Comment les comptes Trump se compareraient-ils aux 529 plans d’épargne universitaires ?
Les comptes Trump offrent bien moins d’avantages fiscaux que les 529 plans d’épargne universitaire, qui ont également des plafonds de cotisation beaucoup plus élevés.
Avec un plan 529, les retraits sont exonérés d’impôt pour les dépenses d’études admissibles et les cotisations sont souvent éligibles aux déductions de l’impôt sur le revenu de l’État. Les titulaires de comptes Trump continueraient de payer des impôts sur les retraits.
Combien coûterait ce plan au gouvernement fédéral?
Le programme comptable de Trump coûtera environ 15 milliards de dollars au cours de la prochaine décennie, selon le Congressional Budget Office, soit une petite fraction du programme global d’impôts et de dépenses approuvé en juillet.
D’où est venue l’idée ? Que disent les partisans et les sceptiques ?
L’idée de créer des « baby bonds » financés par le gouvernement a été proposée pour la première fois par l’économiste Darrick Hamilton, professeur à la New School of Social Research de New York, comme moyen d’aider les Américains pauvres à constituer des actifs et à réduire l’écart de richesse raciale. Plusieurs États, dont le Connecticut, ont mis en place des programmes de primes pour bébés ou sont en train de le faire. Hamilton s’est montré sceptique quant aux projets de loi de Trump, les qualifiant d’idée visant à « s’attaquer aux inégalités de richesse à bon marché ».

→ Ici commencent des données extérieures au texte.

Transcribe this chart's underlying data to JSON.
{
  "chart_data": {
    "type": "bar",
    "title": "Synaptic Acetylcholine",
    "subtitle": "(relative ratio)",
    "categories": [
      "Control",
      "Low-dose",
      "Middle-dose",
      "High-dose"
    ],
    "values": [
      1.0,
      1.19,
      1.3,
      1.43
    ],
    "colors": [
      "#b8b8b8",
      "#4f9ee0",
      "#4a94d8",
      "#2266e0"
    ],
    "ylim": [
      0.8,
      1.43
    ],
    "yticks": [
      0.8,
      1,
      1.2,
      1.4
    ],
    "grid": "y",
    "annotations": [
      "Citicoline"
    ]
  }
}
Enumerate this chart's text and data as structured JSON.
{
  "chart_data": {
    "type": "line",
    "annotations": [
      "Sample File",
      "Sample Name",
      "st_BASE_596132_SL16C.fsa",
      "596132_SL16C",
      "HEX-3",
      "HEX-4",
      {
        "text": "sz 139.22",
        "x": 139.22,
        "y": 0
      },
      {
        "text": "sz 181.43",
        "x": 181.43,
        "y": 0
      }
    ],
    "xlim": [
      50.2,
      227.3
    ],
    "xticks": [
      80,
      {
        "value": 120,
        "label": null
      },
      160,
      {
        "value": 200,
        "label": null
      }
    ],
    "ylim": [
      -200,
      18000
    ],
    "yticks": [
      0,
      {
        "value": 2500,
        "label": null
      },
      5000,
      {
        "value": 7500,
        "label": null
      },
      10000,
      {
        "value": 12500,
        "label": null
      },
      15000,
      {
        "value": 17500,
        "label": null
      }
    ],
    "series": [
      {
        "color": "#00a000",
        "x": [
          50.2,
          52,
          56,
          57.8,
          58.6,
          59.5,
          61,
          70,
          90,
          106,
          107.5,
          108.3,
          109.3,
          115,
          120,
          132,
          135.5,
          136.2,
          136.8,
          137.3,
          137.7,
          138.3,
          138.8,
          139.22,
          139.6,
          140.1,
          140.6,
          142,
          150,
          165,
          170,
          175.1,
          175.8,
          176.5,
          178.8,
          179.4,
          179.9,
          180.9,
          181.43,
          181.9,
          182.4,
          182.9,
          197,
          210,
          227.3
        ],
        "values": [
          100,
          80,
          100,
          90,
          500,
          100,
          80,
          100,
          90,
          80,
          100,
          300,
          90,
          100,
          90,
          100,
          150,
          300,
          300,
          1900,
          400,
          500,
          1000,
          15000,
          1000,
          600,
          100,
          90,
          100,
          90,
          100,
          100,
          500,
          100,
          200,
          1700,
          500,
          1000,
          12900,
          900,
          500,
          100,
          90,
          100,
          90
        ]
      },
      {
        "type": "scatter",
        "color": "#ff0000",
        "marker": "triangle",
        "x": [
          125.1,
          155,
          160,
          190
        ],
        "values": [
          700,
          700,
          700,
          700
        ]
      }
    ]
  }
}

L’impulsion en faveur d’une approche globale semble être venue de Kevin Hassett, directeur du Conseil économique national de la Maison Blanche, qui, avec l’économiste Robert Shapiro, a commencé l’année dernière à promouvoir l’idée de comptes de 1 000 dollars pour les nouveau-nés. Il s’agit d’une « solution simple pour aider les gens à se connecter aux marchés financiers afin que tout le monde dans le pays partage la richesse », a déclaré Hassett lors d’une présentation à l’Aspen Institute en 2024.
Greg Leiserson, un économiste qui a travaillé dans les administrations Biden et Obama, a averti que « les comptes fiscalement avantageux profitent principalement aux familles qui ont déjà du temps et de l’argent libres, et non aux familles qui ont besoin de plus d’aide ».